3) A obrigatoriedade da execução orçamentária das emendas parlamentares individuais somente cessará quando ocorrer impedimento de ordem técnica (artigo 166, parágrafo 12), ou seja, obstáculo que impeça a realização do empenho da despesa. Este impedimento deverá ser formalmente comunicado ao Poder Legislativo no prazo de 120 dias da promulgação da lei orçamentária pelos Poderes Executivo ou Judiciário, pelo Ministério Público ou Defensoria Pública (artigo 166, parágrafo 14, I).
Sendo insuperável o impedimento, o Poder Legislativo em 30 dias indicará ao Poder Executivo o remanejamento da programação orçamentária daquela verba (artigo 166, parágrafo 14, II), o qual deverá encaminhar esta reprogramação como projeto de lei em até 30 dias, ou até a data de 30 de setembro (artigo 166, parágrafo 14, III).
4) Quando a transferência obrigatória da União para a execução da programação decorrente de emendas parlamentares individuais for destinada a Estados, ao Distrito Federal e a Municípios, não estará condicionado à adimplência do ente federativo destinatário e não integrará a base de cálculo da receita corrente líquida para fins de aplicação dos limites de despesa de pessoal de que trata o caput do art. 169 da Constituição Federal.

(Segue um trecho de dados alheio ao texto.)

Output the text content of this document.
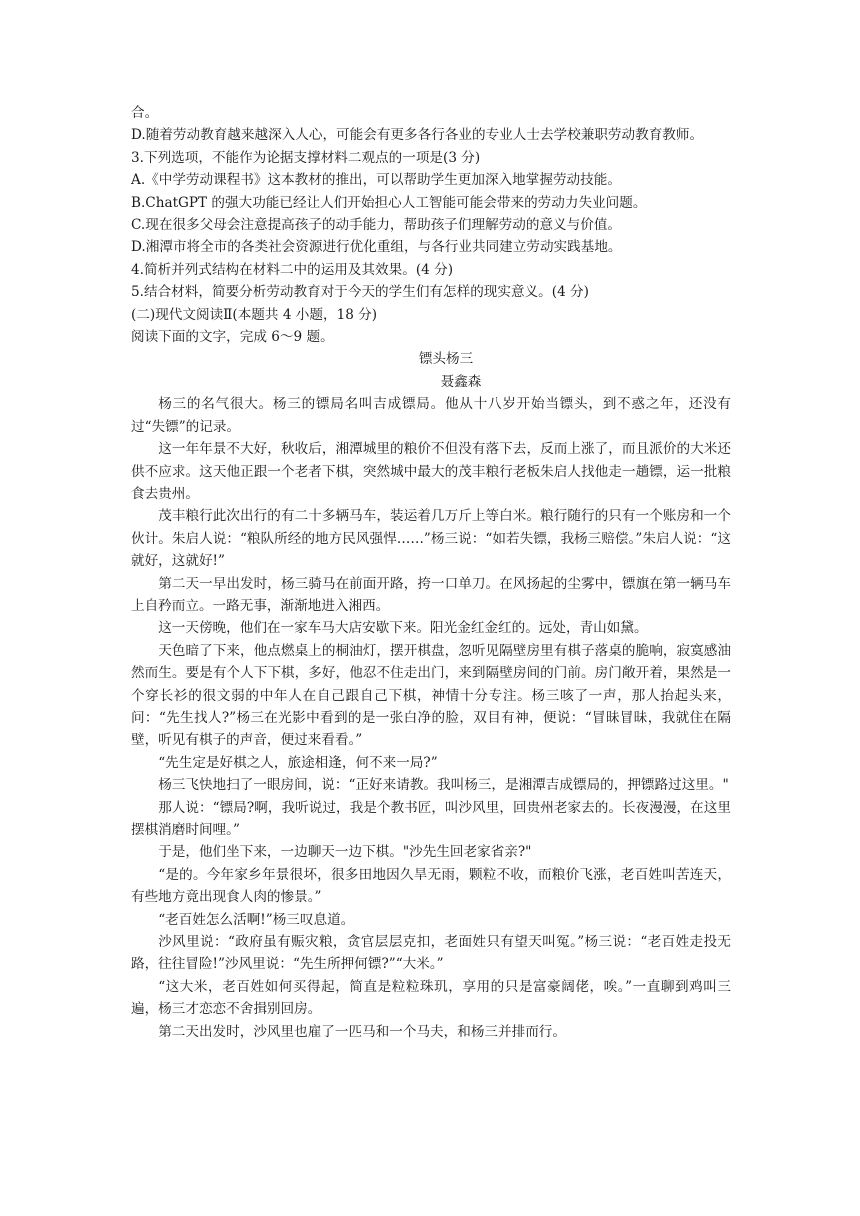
合。

D.随着劳动教育越来越深入人心，可能会有更多各行各业的专业人士去学校兼职劳动教育教师。

3.下列选项，不能作为论据支撑材料二观点的一项是(3 分)

A.《中学劳动课程书》这本教材的推出，可以帮助学生更加深入地掌握劳动技能。

B.ChatGPT 的强大功能已经让人们开始担心人工智能可能会带来的劳动力失业问题。

C.现在很多父母会注意提高孩子的动手能力，帮助孩子们理解劳动的意义与价值。

D.湘潭市将全市的各类社会资源进行优化重组，与各行业共同建立劳动实践基地。

4.简析并列式结构在材料二中的运用及其效果。(4 分)

5.结合材料，简要分析劳动教育对于今天的学生们有怎样的现实意义。(4 分)

(二)现代文阅读Ⅱ(本题共 4 小题，18 分)

阅读下面的文字，完成 6～9 题。

镖头杨三

聂鑫森

杨三的名气很大。杨三的镖局名叫吉成镖局。他从十八岁开始当镖头，到不惑之年，还没有过“失镖”的记录。

这一年年景不大好，秋收后，湘潭城里的粮价不但没有落下去，反而上涨了，而且派价的大米还供不应求。这天他正跟一个老者下棋，突然城中最大的茂丰粮行老板朱启人找他走一趟镖，运一批粮食去贵州。

茂丰粮行此次出行的有二十多辆马车，装运着几万斤上等白米。粮行随行的只有一个账房和一个伙计。朱启人说：“粮队所经的地方民风强悍……”杨三说：“如若失镖，我杨三赔偿。”朱启人说：“这就好，这就好!”

第二天一早出发时，杨三骑马在前面开路，挎一口单刀。在风扬起的尘雾中，镖旗在第一辆马车上自矜而立。一路无事，渐渐地进入湘西。

这一天傍晚，他们在一家车马大店安歇下来。阳光金红金红的。远处，青山如黛。

天色暗了下来，他点燃桌上的桐油灯，摆开棋盘，忽听见隔壁房里有棋子落桌的脆响，寂寞感油然而生。要是有个人下下棋，多好，他忍不住走出门，来到隔壁房间的门前。房门敞开着，果然是一个穿长衫的很文弱的中年人在自己跟自己下棋，神情十分专注。杨三咳了一声，那人抬起头来，问：“先生找人?”杨三在光影中看到的是一张白净的脸，双目有神，便说：“冒昧冒昧，我就住在隔壁，听见有棋子的声音，便过来看看。”

“先生定是好棋之人，旅途相逢，何不来一局?”

杨三飞快地扫了一眼房间，说：“正好来请教。我叫杨三，是湘潭吉成镖局的，押镖路过这里。"

那人说：“镖局?啊，我听说过，我是个教书匠，叫沙风里，回贵州老家去的。长夜漫漫，在这里摆棋消磨时间哩。”

于是，他们坐下来，一边聊天一边下棋。"沙先生回老家省亲?"

“是的。今年家乡年景很坏，很多田地因久旱无雨，颗粒不收，而粮价飞涨，老百姓叫苦连天，有些地方竟出现食人肉的惨景。”

“老百姓怎么活啊!”杨三叹息道。

沙风里说：“政府虽有赈灾粮，贪官层层克扣，老面姓只有望天叫冤。”杨三说：“老百姓走投无路，往往冒险!”沙风里说：“先生所押何镖?”“大米。”

“这大米，老百姓如何买得起，简直是粒粒珠玑，享用的只是富豪阔佬，唉。”一直聊到鸡叫三遍，杨三才恋恋不舍揖别回房。

第二天出发时，沙风里也雇了一匹马和一个马夫，和杨三并排而行。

5) Contudo, a vinculação de 1,2% poderá também ser contingenciada caso possa implicar em descumprimento da meta de superavit primário estabelecido na lei de diretrizes orçamentárias.
Desse modo, à guisa de exemplo, em 2015, o governo teria de executar, R$ 7,699 bilhões em emendas parlamentares individuais. No entanto, houve o contingenciamento de tais emendas impositivas na mesma proporção do corte nas despesas discricionárias e assim reduziu-se em 35,4% o volume de gastos da rubrica originada por emendas parlamentares impositivas para R$ 4,636 bilhões.
6) A Emenda Constitucional nº 86 estabeleceu que a União deverá aplicar montante não inferior a 15% da receita corrente líquida do respectivo exercício financeiro (artigo 198, parágrafo 2o, I). 

7) De resto, caberá à lei complementar dispor sobre critérios para a aplicação da referida execução equitativa (repise-se, significa a definição da fórmula pela qual se dará a execução obrigatória e impessoal das emendas parlamentares individuais), além de procedimentos que serão adotados quando houver impedimentos legais e técnicos, cumprimento de restos a pagar e limitação das programações de caráter obrigatório, em relação as quais fizemos referência no item anterior.

Por Airton Portela, Professor, Juiz Federal, ex Analista, ex-Advogado da União e ex-Procurador Federal.